You get the perfect job, the one you have worked hard, against all the odds, to have. The boss is super cool, and thinks your the best, but was it all too good to be true.
For Freya, you felt she was always waiting for the bubble to burst, that yes it was too good to be true, but until proven otherwise she intended to lap up every single thing. And that is exactly what she did, including dating the perfect boyfriend.
Heydenrych gave you a great sense of who exactly Freya was. A young woman who had succeeded despite being abandoned as a baby, who fought her hardest to get where she was. She wasn’t ruthless, as so many authors like to portray their characters, she was sincere, perhaps a little naive. Would you ignore the bullying, the inappropriate closeness of your boss to keep your dream job, to prevent the world you’d worked so hard for from tumbling down? It was an interesting question that Heydenrych used brilliantly to shape her novel.
The murder of Nicole, the bully, set off a chain of events that saw the introduction of Isla, journalist, victim of an incident that affected her own life, that made her all the more determined to find justice for Nicole.
Like Freya, you felt she too had something to prove, but instead of towing the line Isla fought, fought against sexual harassment in the work place, on social media.

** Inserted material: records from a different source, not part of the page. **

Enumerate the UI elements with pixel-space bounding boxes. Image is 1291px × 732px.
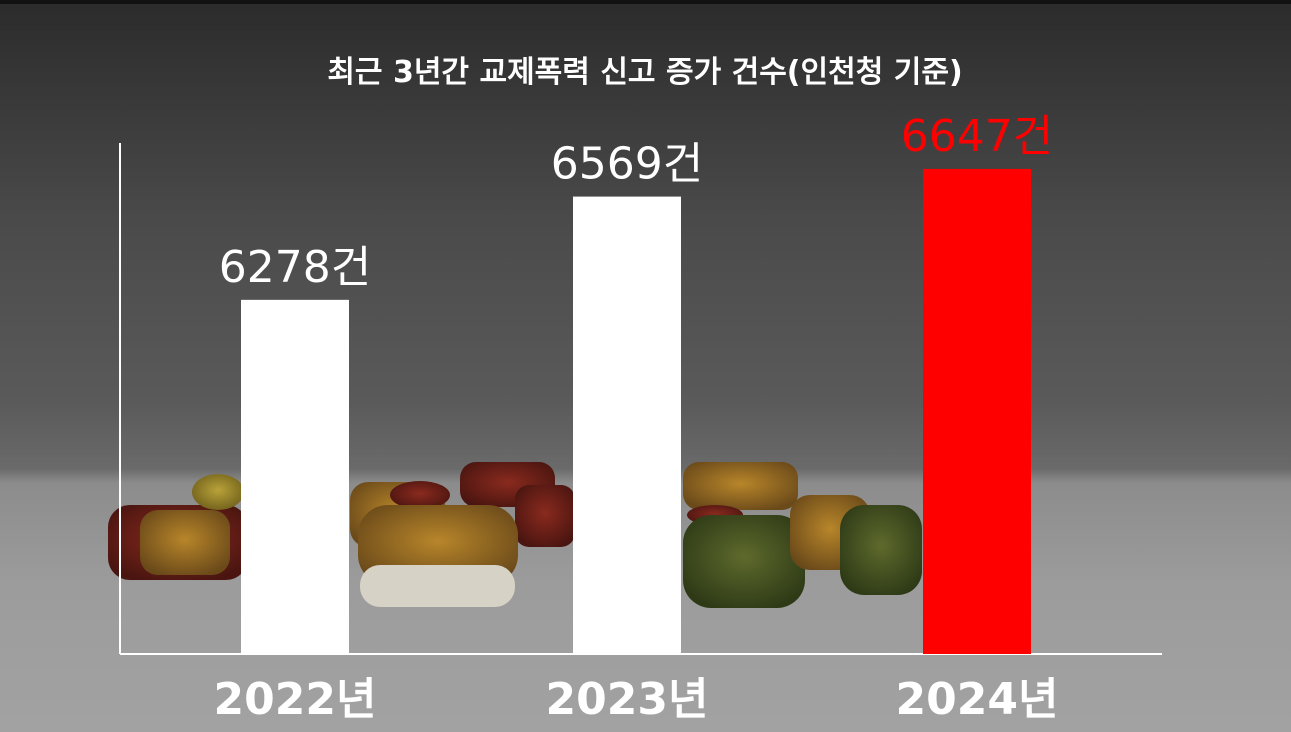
chart-title: 최근 3년간 교제폭력 신고 증가 건수(인천청 기준) bbox=[327, 55, 962, 90]
bars-group bbox=[241, 168, 1031, 655]
value-labels-group: 6278건 6569건 6647건 bbox=[219, 111, 1053, 293]
category-label: 2022년 bbox=[214, 674, 377, 725]
gummy-candies bbox=[108, 462, 922, 608]
category-label: 2024년 bbox=[896, 674, 1059, 725]
value-label: 6278건 bbox=[219, 242, 371, 293]
bar-2023년 bbox=[573, 196, 681, 654]
value-label: 6647건 bbox=[901, 111, 1053, 162]
category-labels-group: 2022년 2023년 2024년 bbox=[214, 674, 1059, 725]
bar-2022년 bbox=[241, 299, 349, 654]
value-label: 6569건 bbox=[551, 139, 703, 190]
bar-2024년 bbox=[923, 168, 1031, 655]
top-border bbox=[0, 0, 1291, 4]
category-label: 2023년 bbox=[546, 674, 709, 725]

The two differing angles worked so well together, as Heydrenych used alternating chapters in the voices of each woman. She gave us their background stories which neatly contextualised their current circumstances. You felt it was a healing process for both women, a way of finding their place in the world they found themselves in.
If sexual harassment and the empowerment of women was at the heart of the novel, Heydrenych didn’t forget it was also a crime novel, the solving of a murder the catalyst for something so much deeper and profound complete with some wonderful twist and turns.
She certainly kept the reader on tenterhooks, as the narrative swayed in the direction of one potential murderer before an about turn and casting the spotlight on a other.
It definitely wasn’t the ending I was expecting which is always the sign that the author has done a fantastic job and written a cracking novel!
I would like to thank Zaffre for a copy of The Pact to read and review and to Tracy Fenton of Compulsive Readers for inviting My Bookish Blogspot to participate in the blogtour.